2023-10-27 18:13:06,252 - INFO | oncodrive3d - Performing 3D-clustering on [3660] proteins...
2023-10-27 18:13:12,476 - DEBUG | oncodrive3d.utils.clustering - Starting [14] processes...
[...]
2023-10-27 22:42:57,957 - DEBUG | oncodrive3d.utils.clustering - Process [5] completed [111/255] structures...

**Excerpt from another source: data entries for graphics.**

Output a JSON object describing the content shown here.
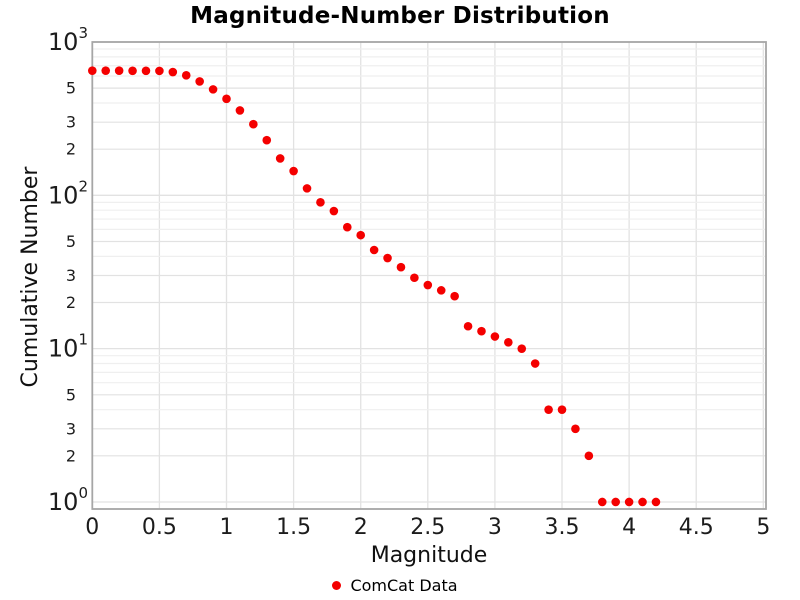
{
  "figure": {
    "title": "Magnitude-Number Distribution"
  },
  "chart_data": {
    "type": "scatter",
    "title": "Magnitude-Number Distribution",
    "xlabel": "Magnitude",
    "ylabel": "Cumulative Number",
    "x_scale": "linear",
    "y_scale": "log",
    "xlim": [
      0,
      5.02
    ],
    "ylim": [
      0.9,
      1000
    ],
    "grid": true,
    "x_tick_labels": [
      "0",
      "0.5",
      "1",
      "1.5",
      "2",
      "2.5",
      "3",
      "3.5",
      "4",
      "4.5",
      "5"
    ],
    "x_tick_values": [
      0,
      0.5,
      1,
      1.5,
      2,
      2.5,
      3,
      3.5,
      4,
      4.5,
      5
    ],
    "y_major_exponents": [
      0,
      1,
      2,
      3
    ],
    "y_minor_mantissas": [
      2,
      3,
      4,
      5,
      6,
      7,
      8,
      9
    ],
    "y_labeled_mantissas": [
      2,
      3,
      5
    ],
    "legend": {
      "position": "bottom-center",
      "entries": [
        {
          "label": "ComCat Data",
          "marker": "circle",
          "color": "#f40000"
        }
      ]
    },
    "series": [
      {
        "name": "ComCat Data",
        "marker": "circle",
        "color": "#f40000",
        "marker_size": 8.6,
        "x": [
          0.0,
          0.1,
          0.2,
          0.3,
          0.4,
          0.5,
          0.6,
          0.7,
          0.8,
          0.9,
          1.0,
          1.1,
          1.2,
          1.3,
          1.4,
          1.5,
          1.6,
          1.7,
          1.8,
          1.9,
          2.0,
          2.1,
          2.2,
          2.3,
          2.4,
          2.5,
          2.6,
          2.7,
          2.8,
          2.9,
          3.0,
          3.1,
          3.2,
          3.3,
          3.4,
          3.5,
          3.6,
          3.7,
          3.8,
          3.9,
          4.0,
          4.1,
          4.2
        ],
        "y": [
          650,
          650,
          650,
          649,
          649,
          648,
          637,
          606,
          553,
          491,
          426,
          358,
          291,
          229,
          174,
          144,
          111,
          90,
          79,
          62,
          55,
          44,
          39,
          34,
          29,
          26,
          24,
          22,
          14,
          13,
          12,
          11,
          10,
          8,
          4,
          4,
          3,
          2,
          1,
          1,
          1,
          1,
          1
        ]
      }
    ]
  },
  "colors": {
    "marker": "#f40000",
    "grid_minor": "#efefef",
    "grid_labeled": "#e2e2e2",
    "axis_border": "#a6a6a6",
    "tick_text": "#1c1c1c",
    "background": "#ffffff"
  }
}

NodeName=bbgn019 Arch=x86_64 CoresPerSocket=14
CPUAlloc=48 CPUErr=0 CPUTot=56 CPULoad=35.18
AvailableFeatures=(null)
ActiveFeatures=(null)
Gres=(null)
GresDrain=N/A
NodeAddr=bbgn019 NodeHostName=bbgn019 Version=16.05
OS=Linux RealMemory=512000 AllocMem=360448 FreeMem=429695 Sockets=2 Boards=1
State=MIXED ThreadsPerCore=2 TmpDisk=0 Weight=1 Owner=N/A MCS_label=N/A
BootTime=2023-06-09T13:23:10 SlurmdStartTime=2016-01-01T01:05:30
CapWatts=n/a
CurrentWatts=0 LowestJoules=0 ConsumedJoules=0
ExtSensorsJoules=n/s ExtSensorsWatts=0 ExtSensorsTemp=n/s
ping to @migrau .
Ferriol told me you had similar issue with deepUMI pipeline, how did you solve?
here the loop that use multi processing: https://github.com/bbglab/clustering_3d/blob/b70857d1f88b215f097d6bf0351a8ce4f8ac5191/scripts/utils/clustering.py#L290C3-L306C9
Nevermind, I restarted the pipeline and it failed the processes because of exceded memory limit. I increased the memory for Oncorive3D process to 32 and it did not happen again.